L’eau du robinet porte en elle des contrastes : parfois claire et rafraîchissante; parfois incertaine, au gré des sources et des réseaux qui l’acheminent. Cette variabilité inquiète : le rapport national 2024 montre que près de la moitié des prélèvements ne respectent pas les normes chimiques, et plus d’un échantillon sur cinq échoue aux critères microbiologiques. Dans de nombreuses régions, la salinité dépasse 2 g/l, un niveau qui met à l’épreuve notre confiance en l’eau du robinet, d’autant qu’au‑dessus de 1 g/l la consommation devient déjà problématique.

La désinfection au chlore est un garde‑fou nécessaire pour protéger les familles contre les risques bactériens. Mais c’est un équilibre fragile : trop peu de chlore ouvre la porte aux contaminations, trop de chlore altère le goût de l’eau et nous rappelle que la sécurité a un prix sensoriel. L’intervalle optimal se situe entre 0,2 et 0,5 mg/L, un chiffre technique qui conditionne pourtant la tranquillité des ménages.

À la maison, beaucoup cherchent des solutions concrètes pour protéger leurs proches et retrouver une eau agréable. Les filtres à charbon actif adoucissent l’odeur et le goût du chlore, les filtres mécaniques de 5 microns retiennent les impuretés visibles, et le mélange d’eau dessalée (trois quarts) avec de l’eau du robinet (un quart) peut réduire la salinité sans recourir systématiquement à l’eau en bouteille. Les systèmes domestiques de dessalement offrent une réponse plus radicale aux sels dissous, mais ils restent onéreux et exigeants en entretien, un luxe que tout foyer ne peut se permettre.

Il faut garder à l’esprit que les filtres courants n’éradiquent pas la salinité : seule l’osmose inverse ou le dessalement s’en chargent, au coût énergétique et financier élevé. Cela renvoie la question au niveau collectif : l’entretien des réseaux de distribution, la surveillance régulière et les investissements publics sont indispensables pour garantir une eau sûre et digne.

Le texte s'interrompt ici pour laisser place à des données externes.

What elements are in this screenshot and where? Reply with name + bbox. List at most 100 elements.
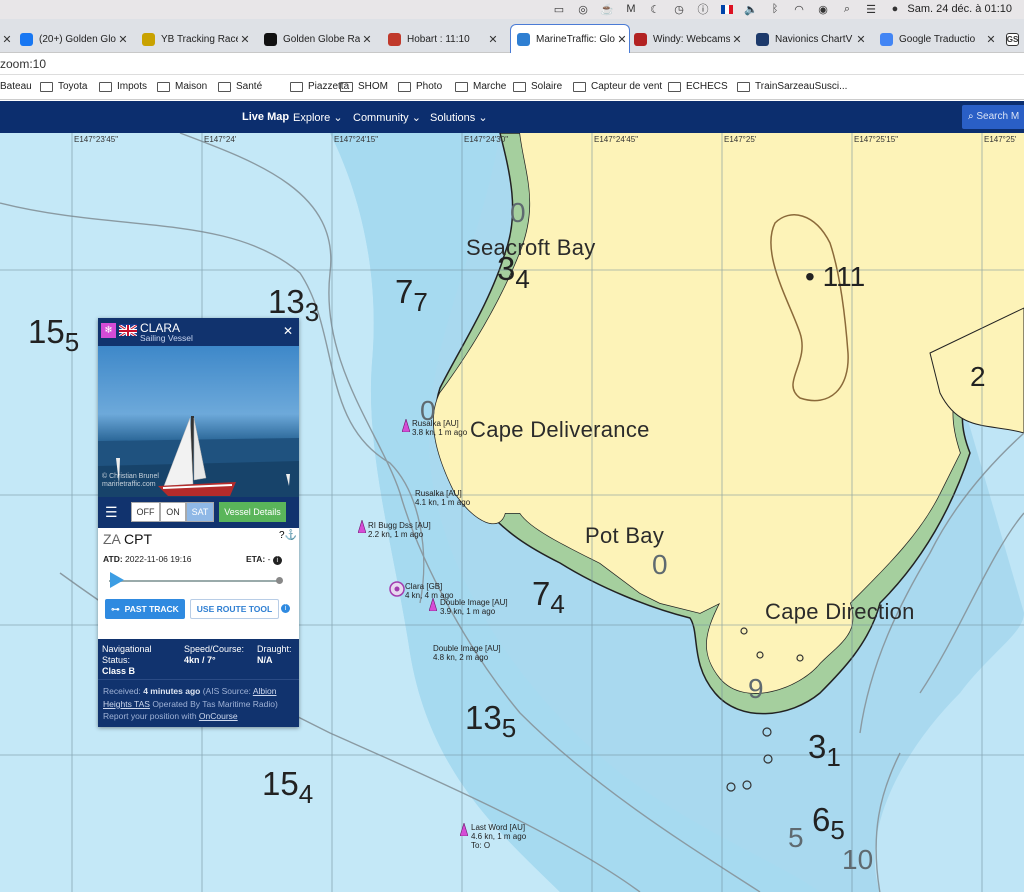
folder-icon <box>513 81 526 92</box>
bookmark-item[interactable]: Bateau <box>0 81 32 92</box>
tab-6[interactable]: Windy: Webcams ✕ <box>634 25 744 53</box>
spotlight-search-icon[interactable]: ⌕ <box>840 2 854 16</box>
close-icon[interactable]: ✕ <box>486 33 500 46</box>
menu-icon[interactable]: ☰ <box>105 504 118 521</box>
close-icon[interactable]: ✕ <box>615 33 629 46</box>
close-icon[interactable]: ✕ <box>116 33 130 46</box>
vessel-marker-icon[interactable] <box>358 520 366 533</box>
tab-1[interactable]: (20+) Golden Glo ✕ <box>20 25 130 53</box>
vessel-label[interactable]: Double Image [AU] 3.9 kn, 1 m ago <box>440 598 508 616</box>
folder-icon <box>340 81 353 92</box>
bluetooth-icon[interactable]: ᛒ <box>768 2 782 16</box>
route-tool-button[interactable]: USE ROUTE TOOL <box>190 599 279 619</box>
vessel-details-button[interactable]: Vessel Details <box>219 502 286 522</box>
close-icon[interactable]: ✕ <box>984 33 998 46</box>
bookmarks-bar: Bateau Toyota Impots Maison Santé Piazzetta SH… <box>0 75 1024 100</box>
info-icon[interactable]: i <box>272 556 282 565</box>
bookmark-item[interactable]: Photo <box>398 81 442 92</box>
bookmark-item[interactable]: Solaire <box>513 81 562 92</box>
past-track-button[interactable]: ⊶ PAST TRACK <box>105 599 185 619</box>
longitude-label: E147°24'15" <box>334 135 379 144</box>
bookmark-item[interactable]: SHOM <box>340 81 388 92</box>
nav-explore[interactable]: Explore ⌄ <box>293 111 343 124</box>
folder-icon <box>157 81 170 92</box>
vessel-photo[interactable]: © Christian Brunel marinetraffic.com <box>98 346 299 497</box>
depth-sounding: 65 <box>812 801 845 845</box>
speed-course: Speed/Course: 4kn / 7° <box>184 644 245 665</box>
coffee-icon[interactable]: ☕ <box>600 2 614 16</box>
vessel-marker-icon[interactable] <box>429 598 437 611</box>
vessel-label[interactable]: Last Word [AU] 4.6 kn, 1 m ago To: O <box>471 823 526 850</box>
longitude-label: E147°25' <box>984 135 1017 144</box>
address-bar[interactable]: zoom:10 <box>0 53 1024 75</box>
toggle-on[interactable]: ON <box>160 502 186 522</box>
tab-2[interactable]: YB Tracking Race ✕ <box>142 25 252 53</box>
anchor-help-icon[interactable]: ?⚓ <box>279 530 297 541</box>
favicon-icon <box>20 32 33 46</box>
oncourse-link[interactable]: OnCourse <box>199 711 238 721</box>
siri-icon[interactable]: ● <box>888 2 902 16</box>
tab-close-button[interactable]: ✕ <box>0 25 14 53</box>
toggle-off[interactable]: OFF <box>131 502 160 522</box>
user-icon[interactable]: ◉ <box>816 2 830 16</box>
address-text[interactable]: zoom:10 <box>0 57 46 71</box>
info-icon[interactable]: i <box>281 604 290 613</box>
nav-community[interactable]: Community ⌄ <box>353 111 421 124</box>
clock-icon[interactable]: ◷ <box>672 2 686 16</box>
bookmark-item[interactable]: Toyota <box>40 81 87 92</box>
vessel-label[interactable]: Double Image [AU] 4.8 kn, 2 m ago <box>433 644 501 662</box>
bookmark-item[interactable]: TrainSarzeauSusci... <box>737 81 847 92</box>
m-app-icon[interactable]: M <box>624 2 638 16</box>
control-center-icon[interactable]: ☰ <box>864 2 878 16</box>
tab-4[interactable]: Hobart : 11:10 ✕ <box>388 25 500 53</box>
vessel-label[interactable]: RI Bugg Dss [AU] 2.2 kn, 1 m ago <box>368 521 431 539</box>
french-flag-icon[interactable] <box>720 2 734 16</box>
folder-icon <box>290 81 303 92</box>
bookmark-item[interactable]: Impots <box>99 81 147 92</box>
info-icon[interactable]: ⓘ <box>696 2 710 16</box>
depth-sounding: 9 <box>748 673 764 704</box>
close-icon[interactable]: ✕ <box>283 324 293 338</box>
bookmark-item[interactable]: Marche <box>455 81 506 92</box>
battery-icon[interactable]: ▭ <box>552 2 566 16</box>
place-name: Cape Direction <box>765 599 915 624</box>
nav-solutions[interactable]: Solutions ⌄ <box>430 111 488 124</box>
nav-live-map[interactable]: Live Map <box>242 111 289 123</box>
close-icon[interactable]: ✕ <box>854 33 868 46</box>
vessel-label[interactable]: Rusalka [AU] 4.1 kn, 1 m ago <box>415 489 470 507</box>
place-name: Seacroft Bay <box>466 235 596 260</box>
bookmark-item[interactable]: Maison <box>157 81 207 92</box>
depth-sounding: 31 <box>808 728 841 772</box>
atd: ATD: 2022-11-06 19:16 <box>103 554 192 564</box>
close-icon[interactable]: ✕ <box>360 33 374 46</box>
tab-8[interactable]: Google Traductio ✕ <box>880 25 998 53</box>
toggle-sat[interactable]: SAT <box>186 502 214 522</box>
vessel-stats: Navigational Status: Class B Speed/Course… <box>98 639 299 679</box>
tab-5[interactable]: MarineTraffic: Glo ✕ <box>510 24 630 53</box>
bookmark-item[interactable]: Santé <box>218 81 262 92</box>
close-icon[interactable]: ✕ <box>730 33 744 46</box>
close-icon[interactable]: ✕ <box>238 33 252 46</box>
map-search-input[interactable]: ⌕ Search M <box>962 105 1024 129</box>
wifi-icon[interactable]: ◠ <box>792 2 806 16</box>
vessel-toolbar: ☰ OFF ON SAT Vessel Details <box>98 497 299 528</box>
moon-icon[interactable]: ☾ <box>648 2 662 16</box>
tab-3[interactable]: Golden Globe Rac ✕ <box>264 25 374 53</box>
vessel-marker-icon[interactable] <box>460 823 468 836</box>
favicon-icon <box>880 32 893 46</box>
place-name: Cape Deliverance <box>470 417 650 442</box>
eta: ETA: - i <box>246 554 282 565</box>
vessel-marker-icon[interactable] <box>402 419 410 432</box>
favicon-icon <box>388 32 401 46</box>
extension-icon[interactable]: GS <box>1006 25 1024 53</box>
depth-sounding: 34 <box>497 250 530 294</box>
macos-menu-bar: ▭ ◎ ☕ M ☾ ◷ ⓘ 🔈 ᛒ ◠ ◉ ⌕ ☰ ● Sam. 24 déc.… <box>0 0 1024 19</box>
volume-icon[interactable]: 🔈 <box>744 2 758 16</box>
creative-cloud-icon[interactable]: ◎ <box>576 2 590 16</box>
menu-bar-clock[interactable]: Sam. 24 déc. à 01:10 <box>907 3 1012 15</box>
bookmark-item[interactable]: ECHECS <box>668 81 728 92</box>
tab-7[interactable]: Navionics ChartV ✕ <box>756 25 868 53</box>
destination: ZA CPT <box>103 531 153 547</box>
bookmark-item[interactable]: Capteur de vent <box>573 81 662 92</box>
vessel-label[interactable]: Rusalka [AU] 3.8 kn, 1 m ago <box>412 419 467 437</box>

Enfin, la conductivité électrique, indicateur discret mais précieux, révèle la présence d’ions et corrobore les analyses de salinité. Au‑delà des chiffres et des matériels, c’est une question de confiance et de responsabilité partagée : les autorités doivent assurer des services fiables, et chaque citoyen doit mesurer la valeur de cette ressource fragile pour nous-mêmes et pour les générations à venir.